El sacrificio de Isaac en el arte: un crimen con buena crítica
¿Cuántas veces hay que pintar a un padre a punto de degollar a su hijo para que lo llamemos arte mayor? Desde 1490 hasta 1635, el sacrificio de Isaac se convirtió en un tema recurrente de la pintura europea. Andrea Mantegna lo mostró en grisalla, con Abraham agarrando del pelo a un Isaac desnudo, sin ángeles ni corderos que endulcen la escena. Caravaggio, en 1603, pintó a Isaac gritando de terror. En el otro extremo, Veronese lo retrató aceptando su destino con una calma que inquieta más que el grito.

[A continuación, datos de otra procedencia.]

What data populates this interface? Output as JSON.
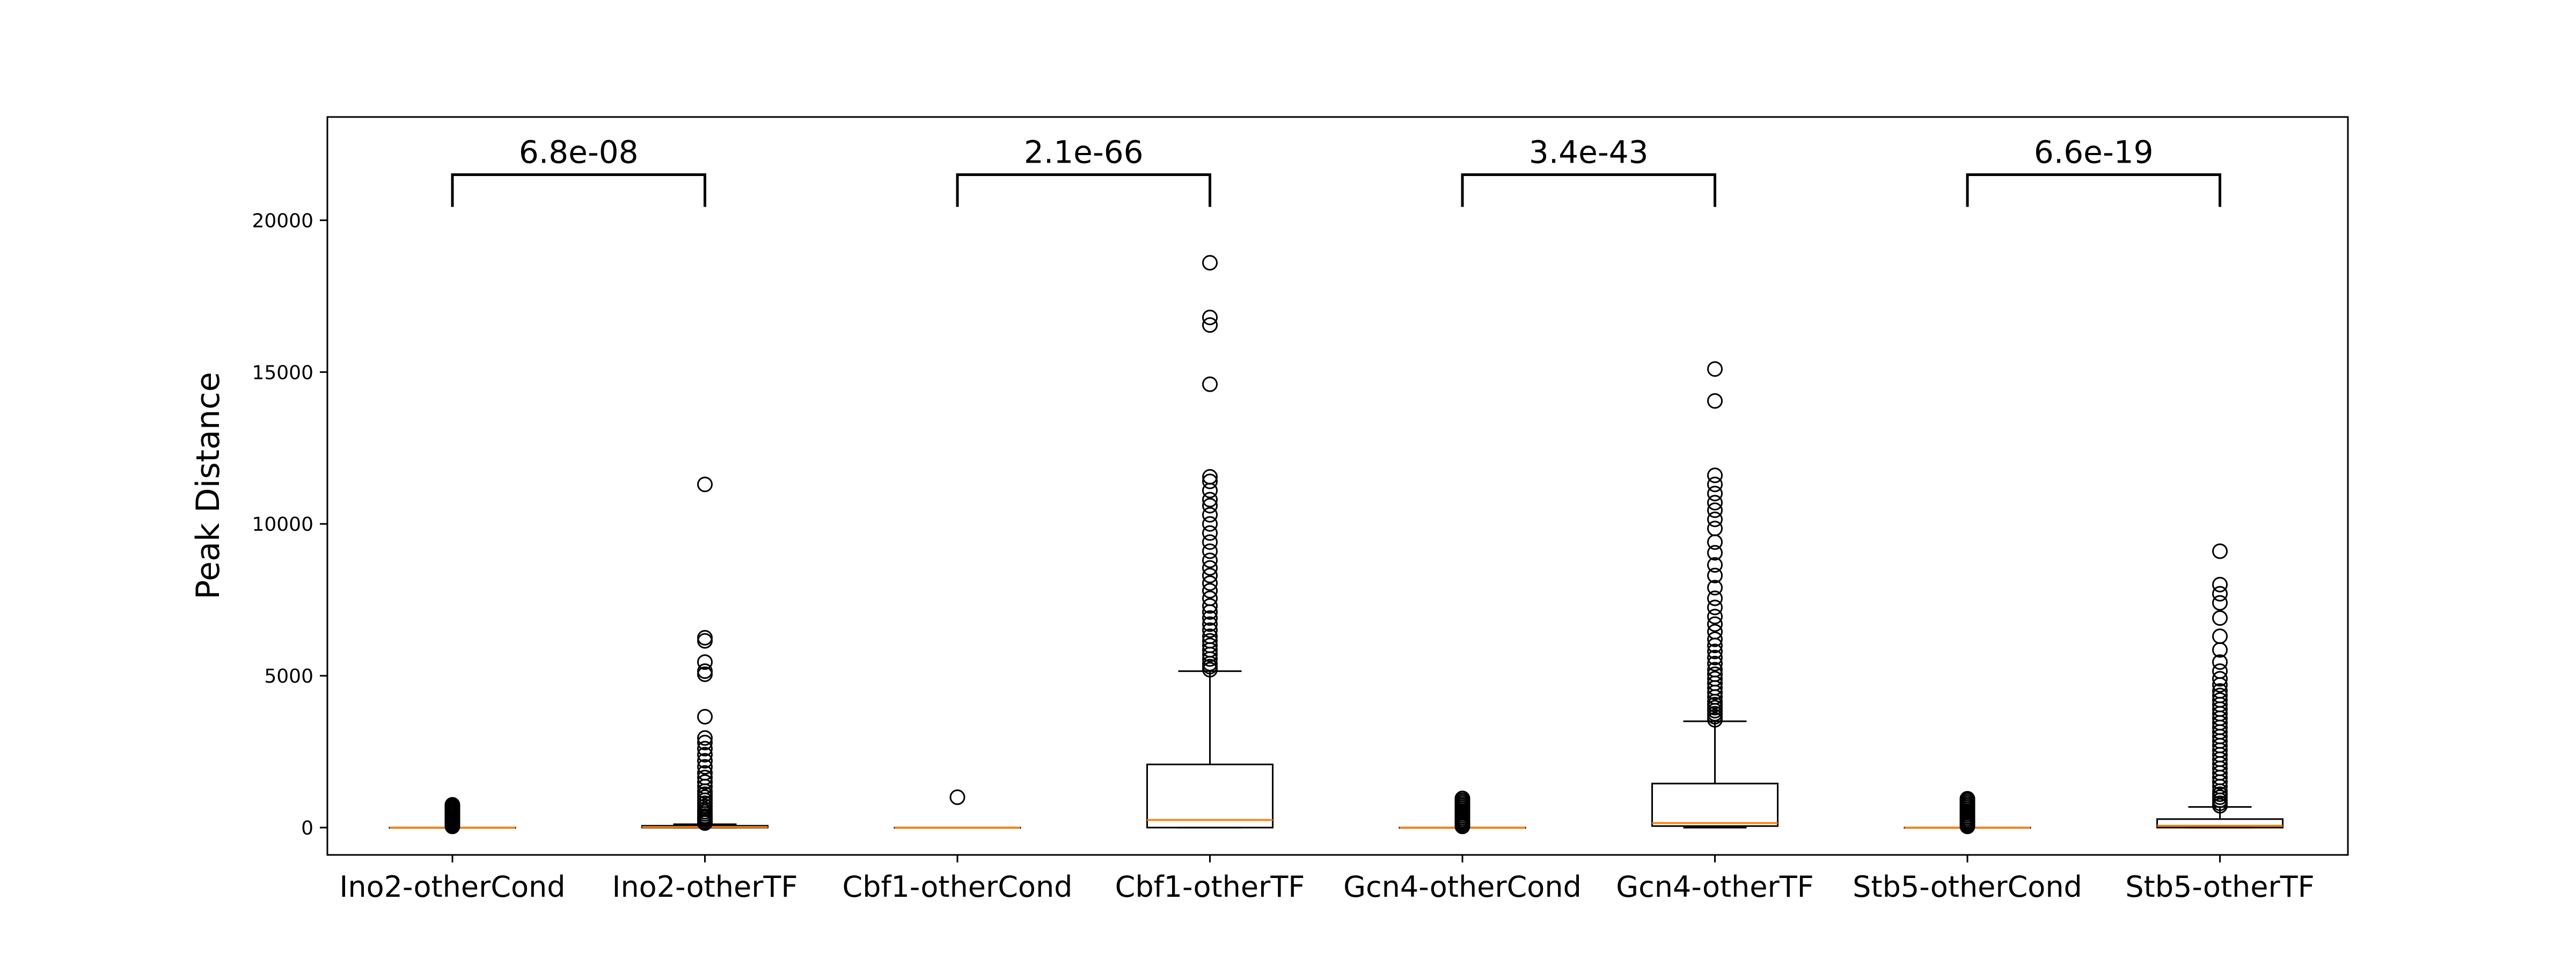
{
  "chart_data": {
    "type": "boxplot",
    "title": "",
    "xlabel": "",
    "ylabel": "Peak Distance",
    "ylim": [
      -900,
      23400
    ],
    "y_ticks": [
      0,
      5000,
      10000,
      15000,
      20000
    ],
    "grid": false,
    "legend": "none",
    "colors": {
      "box": "#000000",
      "median": "#ff7f0e",
      "flier": "#000000",
      "background": "#ffffff"
    },
    "categories": [
      "Ino2-otherCond",
      "Ino2-otherTF",
      "Cbf1-otherCond",
      "Cbf1-otherTF",
      "Gcn4-otherCond",
      "Gcn4-otherTF",
      "Stb5-otherCond",
      "Stb5-otherTF"
    ],
    "boxes": [
      {
        "q1": 0,
        "median": 0,
        "q3": 0,
        "whisker_low": 0,
        "whisker_high": 0,
        "fliers": [
          40,
          80,
          120,
          160,
          200,
          250,
          300,
          350,
          400,
          450,
          500,
          550,
          600,
          650,
          700,
          750
        ]
      },
      {
        "q1": 0,
        "median": 20,
        "q3": 60,
        "whisker_low": 0,
        "whisker_high": 110,
        "fliers": [
          150,
          200,
          260,
          320,
          380,
          450,
          520,
          600,
          700,
          800,
          900,
          1000,
          1100,
          1200,
          1350,
          1500,
          1650,
          1800,
          2000,
          2200,
          2400,
          2600,
          2800,
          2950,
          3650,
          5050,
          5150,
          5450,
          6150,
          6250,
          11300
        ]
      },
      {
        "q1": 0,
        "median": 0,
        "q3": 0,
        "whisker_low": 0,
        "whisker_high": 0,
        "fliers": [
          1000
        ]
      },
      {
        "q1": 0,
        "median": 250,
        "q3": 2080,
        "whisker_low": 0,
        "whisker_high": 5150,
        "fliers": [
          5200,
          5300,
          5400,
          5550,
          5700,
          5850,
          6000,
          6150,
          6300,
          6500,
          6700,
          6900,
          7100,
          7300,
          7550,
          7800,
          8050,
          8300,
          8550,
          8800,
          9100,
          9400,
          9700,
          10000,
          10300,
          10600,
          10800,
          11100,
          11400,
          11550,
          14600,
          16550,
          16800,
          18600
        ]
      },
      {
        "q1": 0,
        "median": 0,
        "q3": 0,
        "whisker_low": 0,
        "whisker_high": 0,
        "fliers": [
          40,
          90,
          140,
          190,
          240,
          300,
          360,
          420,
          480,
          540,
          600,
          660,
          720,
          780,
          840,
          900,
          960
        ]
      },
      {
        "q1": 50,
        "median": 150,
        "q3": 1450,
        "whisker_low": 0,
        "whisker_high": 3500,
        "fliers": [
          3550,
          3650,
          3750,
          3850,
          3950,
          4050,
          4150,
          4300,
          4450,
          4600,
          4750,
          4900,
          5050,
          5200,
          5400,
          5600,
          5800,
          6000,
          6200,
          6450,
          6700,
          6950,
          7250,
          7550,
          7900,
          8300,
          8650,
          9050,
          9400,
          9850,
          10150,
          10450,
          10700,
          11000,
          11300,
          11600,
          14050,
          15100
        ]
      },
      {
        "q1": 0,
        "median": 0,
        "q3": 0,
        "whisker_low": 0,
        "whisker_high": 0,
        "fliers": [
          40,
          90,
          140,
          190,
          240,
          300,
          360,
          420,
          480,
          540,
          600,
          660,
          720,
          780,
          840,
          900,
          950
        ]
      },
      {
        "q1": 0,
        "median": 60,
        "q3": 280,
        "whisker_low": 0,
        "whisker_high": 680,
        "fliers": [
          720,
          800,
          900,
          1000,
          1100,
          1200,
          1350,
          1500,
          1650,
          1800,
          1950,
          2100,
          2250,
          2400,
          2550,
          2700,
          2850,
          3000,
          3150,
          3300,
          3450,
          3600,
          3750,
          3900,
          4050,
          4200,
          4350,
          4500,
          4700,
          4900,
          5150,
          5450,
          5850,
          6300,
          6900,
          7400,
          7700,
          8000,
          9100
        ]
      }
    ],
    "comparisons": [
      {
        "from": 0,
        "to": 1,
        "label": "6.8e-08",
        "y": 21500
      },
      {
        "from": 2,
        "to": 3,
        "label": "2.1e-66",
        "y": 21500
      },
      {
        "from": 4,
        "to": 5,
        "label": "3.4e-43",
        "y": 21500
      },
      {
        "from": 6,
        "to": 7,
        "label": "6.6e-19",
        "y": 21500
      }
    ]
  }
}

De la violencia a la sumisión interiorizada
La evolución del tema no es solo estilística. Tiziano muestra a un Isaac aterrado, un niño de unos diez años. Tintoretto lo hace adolescente e impasible. Rembrandt, en 1635, tapa el rostro del crío con la mano de Abraham: la víctima queda sin identidad. El ángel que detiene al padre actúa como un funcionario que resuelve el trámite a última hora. Se puede leer la serie completa como una metáfora de la obediencia debida: la disponibilidad a matar por encargo se premia, la duda se castiga.
La hipótesis que nadie quiere tocar
¿Qué hubiera pasado si Dios llegara tarde? La pregunta, lanzada en la discusión, no tiene respuesta oficial. El relato bíblico está diseñado para que el ángel llegue siempre a tiempo. Pero la mera posibilidad de que Abraham consumara el sacrificio por su cuenta convierte la escena en el precedente perfecto del fanatismo. Los museos del mundo cuelgan estas obras como triunfos del arte; también cuelgan, sin decirlo, la apología de la obediencia ciega.